Sin el movimiento estudiantil de 1968 no se explica nuestra transición democrática que logró remontar un régimen cerrado, de partido hegemónico, para arraigar un modelo donde la pluralidad ideológica dejó de ser testimonial en las elecciones y el voto un formalismo cosmético para legitimar resultados que estaban definidos de antemano hace ya algunas décadas.
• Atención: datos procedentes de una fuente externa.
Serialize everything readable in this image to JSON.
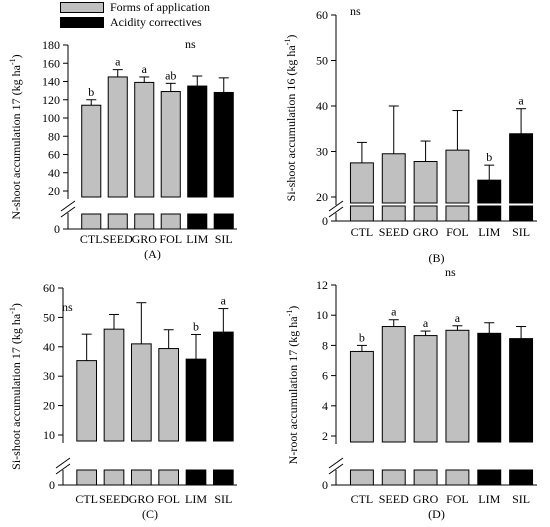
{
  "legend": {
    "items": [
      {
        "label": "Forms of application",
        "color": "#c0c0c0"
      },
      {
        "label": "Acidity correctives",
        "color": "#000000"
      }
    ]
  },
  "chart_data": [
    {
      "panel_label": "(A)",
      "type": "bar",
      "ylabel_main": "N-shoot accumulation 17 (kg ha",
      "ylabel_sup": "-1",
      "ylabel_end": ")",
      "categories": [
        "CTL",
        "SEED",
        "GRO",
        "FOL",
        "LIM",
        "SIL"
      ],
      "values": [
        114,
        145,
        139,
        129,
        135,
        128
      ],
      "errors": [
        6,
        8,
        6,
        9,
        11,
        16
      ],
      "letters": [
        "b",
        "a",
        "a",
        "ab",
        "",
        ""
      ],
      "group_colors": [
        "#c0c0c0",
        "#c0c0c0",
        "#c0c0c0",
        "#c0c0c0",
        "#000000",
        "#000000"
      ],
      "annotation": "ns",
      "yticks": [
        20,
        40,
        60,
        80,
        100,
        120,
        140,
        160,
        180
      ],
      "ylim": [
        0,
        180
      ],
      "zero_label": "0"
    },
    {
      "panel_label": "(B)",
      "type": "bar",
      "ylabel_main": "Si-shoot accumulation 16 (kg ha",
      "ylabel_sup": "-1",
      "ylabel_end": ")",
      "categories": [
        "CTL",
        "SEED",
        "GRO",
        "FOL",
        "LIM",
        "SIL"
      ],
      "values": [
        27.5,
        29.5,
        27.8,
        30.3,
        23.7,
        33.9
      ],
      "errors": [
        4.5,
        10.5,
        4.5,
        8.7,
        3.3,
        5.5
      ],
      "letters": [
        "",
        "",
        "",
        "",
        "b",
        "a"
      ],
      "group_colors": [
        "#c0c0c0",
        "#c0c0c0",
        "#c0c0c0",
        "#c0c0c0",
        "#000000",
        "#000000"
      ],
      "annotation": "ns",
      "yticks": [
        20,
        30,
        40,
        50,
        60
      ],
      "ylim": [
        0,
        60
      ],
      "zero_label": "0"
    },
    {
      "panel_label": "(C)",
      "type": "bar",
      "ylabel_main": "Si-shoot accumulation 17 (kg ha",
      "ylabel_sup": "-1",
      "ylabel_end": ")",
      "categories": [
        "CTL",
        "SEED",
        "GRO",
        "FOL",
        "LIM",
        "SIL"
      ],
      "values": [
        35.3,
        46,
        41,
        39.4,
        35.8,
        45
      ],
      "errors": [
        9,
        5,
        14,
        6.4,
        8.4,
        8
      ],
      "letters": [
        "",
        "",
        "",
        "",
        "b",
        "a"
      ],
      "group_colors": [
        "#c0c0c0",
        "#c0c0c0",
        "#c0c0c0",
        "#c0c0c0",
        "#000000",
        "#000000"
      ],
      "annotation": "ns",
      "yticks": [
        10,
        20,
        30,
        40,
        50,
        60
      ],
      "ylim": [
        0,
        60
      ],
      "zero_label": "0"
    },
    {
      "panel_label": "(D)",
      "type": "bar",
      "ylabel_main": "N-root accumulation 17 (kg ha",
      "ylabel_sup": "-1",
      "ylabel_end": ")",
      "categories": [
        "CTL",
        "SEED",
        "GRO",
        "FOL",
        "LIM",
        "SIL"
      ],
      "values": [
        7.6,
        9.25,
        8.65,
        9.0,
        8.8,
        8.45
      ],
      "errors": [
        0.4,
        0.45,
        0.3,
        0.3,
        0.7,
        0.8
      ],
      "letters": [
        "b",
        "a",
        "a",
        "a",
        "",
        ""
      ],
      "group_colors": [
        "#c0c0c0",
        "#c0c0c0",
        "#c0c0c0",
        "#c0c0c0",
        "#000000",
        "#000000"
      ],
      "annotation": "ns",
      "yticks": [
        2,
        4,
        6,
        8,
        10,
        12
      ],
      "ylim": [
        0,
        12
      ],
      "zero_label": "0"
    }
  ]
}
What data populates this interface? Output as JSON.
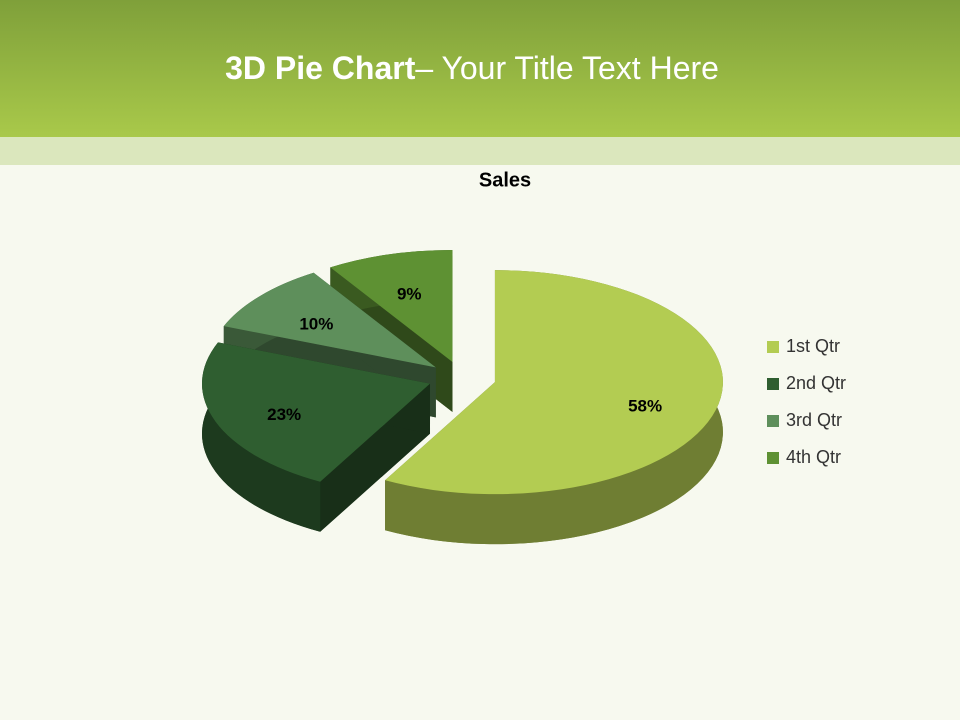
{
  "slide": {
    "title_bold": "3D Pie Chart",
    "title_rest": "– Your Title Text Here"
  },
  "chart_data": {
    "type": "pie",
    "title": "Sales",
    "categories": [
      "1st Qtr",
      "2nd Qtr",
      "3rd Qtr",
      "4th Qtr"
    ],
    "values": [
      58,
      23,
      10,
      9
    ],
    "value_labels": [
      "58%",
      "23%",
      "10%",
      "9%"
    ],
    "colors": [
      "#b3cc52",
      "#2f5e30",
      "#5e8f5b",
      "#5e9133"
    ],
    "legend": "right"
  }
}
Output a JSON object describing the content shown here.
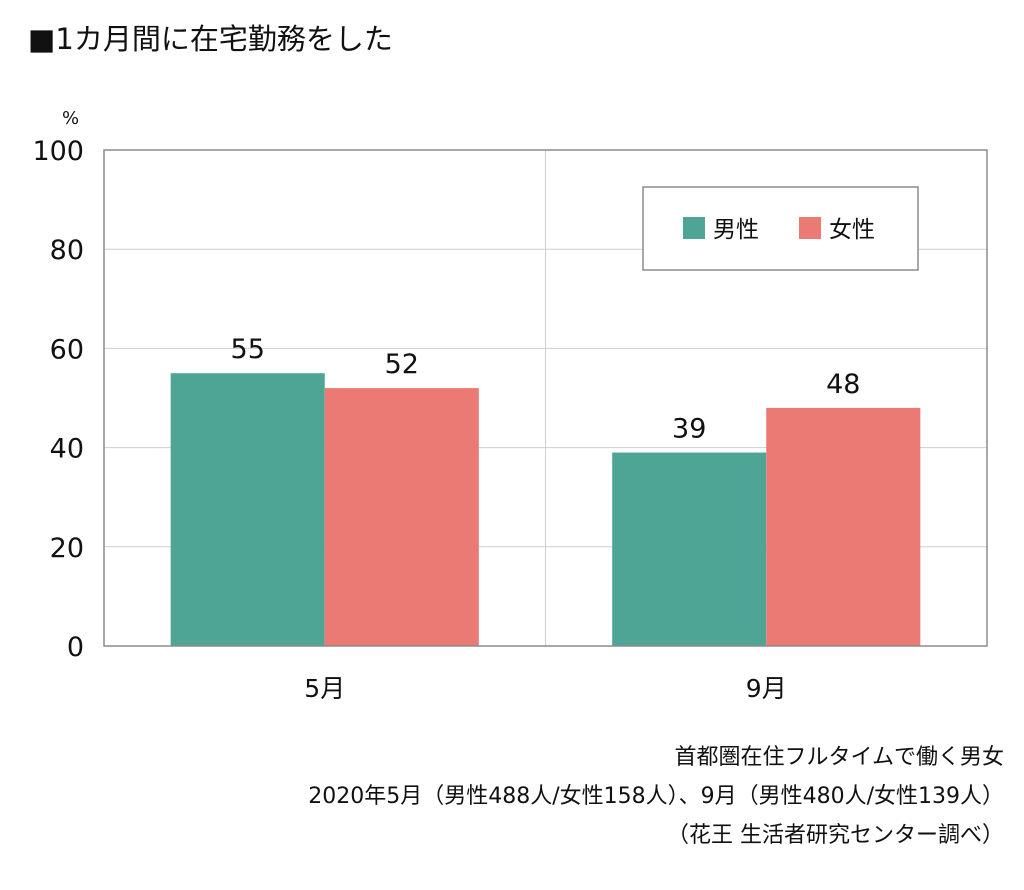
{
  "title": "■1カ月間に在宅勤務をした",
  "chart_data": {
    "type": "bar",
    "ylabel": "%",
    "ylim": [
      0,
      100
    ],
    "yticks": [
      0,
      20,
      40,
      60,
      80,
      100
    ],
    "categories": [
      "5月",
      "9月"
    ],
    "series": [
      {
        "name": "男性",
        "color": "#4fa595",
        "values": [
          55,
          39
        ]
      },
      {
        "name": "女性",
        "color": "#ec7a74",
        "values": [
          52,
          48
        ]
      }
    ],
    "grid": true,
    "legend_position": "top-right"
  },
  "note": {
    "line1": "首都圏在住フルタイムで働く男女",
    "line2": "2020年5月（男性488人/女性158人）、9月（男性480人/女性139人）",
    "line3": "（花王 生活者研究センター調べ）"
  }
}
Antes de aquella movilización estudiantil, la democratización de la vida pública o la alternancia en el poder político lucían lejos de nuestro alcance; no había condiciones en ese México para suponer cambios pacíficos e incluyentes a través de las urnas.
Los estudiantes pedían en esencia justicia: habían sido constantemente lastimados por el abuso de fuerzas policiacas y entonces tomaron las calles, se fueron a huelga, exigieron diálogo público para discutir su pliego petitorio que incluía liberar a presos políticos, eliminar el delito de “disolución social” (que entonces se usaba discrecionalmente para encarcelar a disidentes), destituir a mandos de la policía capitalina, suprimir al cuerpo de granaderos, indemnizar a las víctimas de represión y castigar a funcionarios responsables de violencia contra estudiantes del IPN y la UNAM.
El gobierno desestimó todos los reclamos, sólo veía en ellos una conjura comunista para desestabilizar cuando los ojos del mundo estarían atentos a México porque estaban por iniciar los primeros juegos olímpicos celebrados en América Latina. En realidad, las demandas y manifestaciones estudiantiles no eran algo irracional o imposible de atender, pero la sola movilización era inaceptable para el gobierno. Antes de la brutal represión del 2 de octubre en la plaza de las tres culturas de Tlatelolco, el presidente Díaz Ordaz declaró que había sido tolerante con el movimiento “hasta excesos criticables”.
Hace 50 años, la matanza en la plaza no acabó ni con las demandas específicas ni con el fondo democratizador del movimiento estudiantil. Los jóvenes asesinados y la cárcel que se impuso a líderes universitarios fue un manotazo autoritario que pese a su brutalidad no logró sofocar el malestar social por los temas que se habían puesto sobre la mesa de discusión pública. Lejos de apagarse, las exigencias se convirtieron en bola de nieve que de una u otra manera se abrió paso para incidir en nuevas reglas y cambios políticos los años posteriores.
Las demandas originales del pliego petitorio no se olvidaron y se cosecharon cambios, no de forma inmediata ni tersa, pero poco a poco la razón fue ganando terreno y el 68 es lo que catalizó la nuez de las reformas clave que se adoptarían los años siguientes. El movimiento generó cuadros y pensamiento crítico que no quitaría el dedo del renglón, la clase política se vio forzada a ceder lo que había calificado de intolerable e iniciaron reformas a regañadientes en algunos casos y con talante democrático en otros.
En 1970 se concretó la derogación de los artículos del Código Penal que aludían al delito de “disolución social” (el 145 y 145 bis), en la reforma política de 1977 vinieron ajustes constitucionales para reivindicar la pluralidad, el derecho de asociación política, el derecho a la información. Con todos sus claroscuros, no puede desligarse la ruta de transición a la democracia que hemos recorrido del contexto de exigencia que marcó sin retorno lo ocurrido en octubre de 1968.
Sobre las peticiones de los estudiantes, Octavio Paz concluyó poco después de Tlatelolco que todas ellas “se resumían en una palabra que fue el eje del movimiento y el secreto de su instantáneo poder de seducción sobre la conciencia popular: democratización” (Posdata, 1970).
Muchos de los dirigentes encarcelados apostaron por competir en las urnas y ocuparon cargos legislativos o en distintos gobiernos, impensable cuando los golpeó la lógica autoritaria, impensable entonces la alternancia, la pluralidad, el ejercicio de libertades. La lucha no era por cargos, inmadurez o conjuras extranjeras, sino por democracia.